The candle that stood in a little shallow dish was sinking. Once it was out, Mara could not relight it. If she wanted to see she would have to slide the shutter along, but she was afraid of waking Daima. Then she saw a stick about the length of her finger near the candle, and she knew she must rub it on the wall to make a light if she needed one. She blew out the candle and rushed to her low bed where the slippery pads were.
It was completely dark. The dark seemed to be the same as the stuffiness. In her home Mara went to bed in a tall, light room open all around with windows, where she could pull the curtains back if she wanted and it was never really dark. The sky was always just there, outside, and the stars shone so brightly sometimes they woke her up.

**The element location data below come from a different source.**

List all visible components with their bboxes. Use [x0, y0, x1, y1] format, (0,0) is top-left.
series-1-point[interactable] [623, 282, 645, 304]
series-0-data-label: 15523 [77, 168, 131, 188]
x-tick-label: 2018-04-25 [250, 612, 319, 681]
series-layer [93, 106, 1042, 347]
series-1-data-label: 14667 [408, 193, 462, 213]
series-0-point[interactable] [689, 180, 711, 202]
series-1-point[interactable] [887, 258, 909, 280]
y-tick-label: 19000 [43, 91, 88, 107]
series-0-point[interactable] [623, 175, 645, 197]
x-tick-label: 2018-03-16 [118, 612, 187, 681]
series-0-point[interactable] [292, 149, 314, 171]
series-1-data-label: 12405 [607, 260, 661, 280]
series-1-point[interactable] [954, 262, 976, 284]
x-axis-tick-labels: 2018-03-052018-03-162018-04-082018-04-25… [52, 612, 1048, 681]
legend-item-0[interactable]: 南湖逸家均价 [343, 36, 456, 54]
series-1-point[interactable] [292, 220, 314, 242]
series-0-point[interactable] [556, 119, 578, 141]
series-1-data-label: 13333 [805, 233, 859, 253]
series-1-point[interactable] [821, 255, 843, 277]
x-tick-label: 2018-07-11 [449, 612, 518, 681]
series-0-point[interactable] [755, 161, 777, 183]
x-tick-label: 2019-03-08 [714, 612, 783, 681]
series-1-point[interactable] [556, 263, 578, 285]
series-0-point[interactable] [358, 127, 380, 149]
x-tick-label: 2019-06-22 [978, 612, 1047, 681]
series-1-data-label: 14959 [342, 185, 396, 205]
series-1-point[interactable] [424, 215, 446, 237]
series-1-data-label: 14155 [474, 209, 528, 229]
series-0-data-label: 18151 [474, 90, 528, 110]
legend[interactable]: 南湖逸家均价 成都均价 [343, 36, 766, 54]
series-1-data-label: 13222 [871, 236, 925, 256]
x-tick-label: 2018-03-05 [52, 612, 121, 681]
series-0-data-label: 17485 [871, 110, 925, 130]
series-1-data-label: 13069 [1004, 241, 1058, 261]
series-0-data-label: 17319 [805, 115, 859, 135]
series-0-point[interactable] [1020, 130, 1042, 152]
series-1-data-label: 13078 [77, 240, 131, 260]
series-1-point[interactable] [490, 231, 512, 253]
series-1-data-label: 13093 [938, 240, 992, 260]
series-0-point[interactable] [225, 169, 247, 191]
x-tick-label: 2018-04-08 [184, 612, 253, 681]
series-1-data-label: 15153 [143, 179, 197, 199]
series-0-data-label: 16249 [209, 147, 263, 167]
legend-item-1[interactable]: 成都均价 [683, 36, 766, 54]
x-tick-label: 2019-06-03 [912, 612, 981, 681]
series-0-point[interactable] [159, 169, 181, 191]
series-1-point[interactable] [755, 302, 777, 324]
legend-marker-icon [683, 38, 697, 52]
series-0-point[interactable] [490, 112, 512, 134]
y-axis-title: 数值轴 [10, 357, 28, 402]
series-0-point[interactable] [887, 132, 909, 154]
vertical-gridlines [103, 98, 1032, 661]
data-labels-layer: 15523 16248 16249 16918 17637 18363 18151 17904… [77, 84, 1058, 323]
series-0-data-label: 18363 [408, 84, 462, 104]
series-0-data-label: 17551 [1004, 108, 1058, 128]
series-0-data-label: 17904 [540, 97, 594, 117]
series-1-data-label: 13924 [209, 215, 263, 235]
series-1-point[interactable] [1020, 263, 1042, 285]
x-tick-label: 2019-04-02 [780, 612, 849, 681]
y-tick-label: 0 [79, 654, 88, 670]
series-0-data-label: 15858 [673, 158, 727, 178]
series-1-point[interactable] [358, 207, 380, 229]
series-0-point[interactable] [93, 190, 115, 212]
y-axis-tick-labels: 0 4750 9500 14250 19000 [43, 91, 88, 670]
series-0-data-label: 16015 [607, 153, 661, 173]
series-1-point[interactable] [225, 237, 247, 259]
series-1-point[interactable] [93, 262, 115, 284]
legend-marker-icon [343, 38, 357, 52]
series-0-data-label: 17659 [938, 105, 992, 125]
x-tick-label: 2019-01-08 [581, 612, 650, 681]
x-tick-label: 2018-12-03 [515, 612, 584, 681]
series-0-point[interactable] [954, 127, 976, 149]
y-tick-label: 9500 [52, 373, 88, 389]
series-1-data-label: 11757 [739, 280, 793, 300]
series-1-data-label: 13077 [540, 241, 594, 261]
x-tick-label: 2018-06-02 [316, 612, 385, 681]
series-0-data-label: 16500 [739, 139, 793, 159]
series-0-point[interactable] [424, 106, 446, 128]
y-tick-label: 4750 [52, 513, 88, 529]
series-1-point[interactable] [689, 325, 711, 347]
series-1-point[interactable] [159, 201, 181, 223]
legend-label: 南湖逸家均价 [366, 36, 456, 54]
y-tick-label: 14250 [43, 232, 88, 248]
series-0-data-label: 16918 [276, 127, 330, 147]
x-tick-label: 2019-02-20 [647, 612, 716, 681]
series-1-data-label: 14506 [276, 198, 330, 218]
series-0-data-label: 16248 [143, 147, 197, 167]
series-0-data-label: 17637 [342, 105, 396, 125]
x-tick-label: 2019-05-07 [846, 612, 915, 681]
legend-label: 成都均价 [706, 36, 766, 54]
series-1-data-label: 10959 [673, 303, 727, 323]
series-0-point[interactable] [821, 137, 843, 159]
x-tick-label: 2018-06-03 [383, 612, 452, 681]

Now Mara lay stiff, listening, alert with all of herself. This house was on the edge of the village. Not far away were some of the low, dry trees she had seen, and she ought to be hearing night noises: a bird perhaps, or the singing beetles who could go on all night when it was hot. But she could not hear anything. The air was heavy with the smell of the candle, and there was a little-child smell from where Dann lay asleep on his shelf. She had always loved burying her face in his neck, while he laughed and clung to her and she took in breaths of that warm, fresh, friendly smell; but he wasn’t laughing now, but seemed to be dreaming, a bad dream, because he was whimpering. Ought she to be waking him, comforting him, holding him…? She fell asleep, and woke to see Daima lifting the shutter down and letting in the morning light. And Dann was already running across to fling himself on her – ‘Mara, Mara’ – and she fell back with his weight, and then pulled herself up, holding him, and carried him, while he clutched her, next door, where the shutter was off and Daima’s bed was tidied.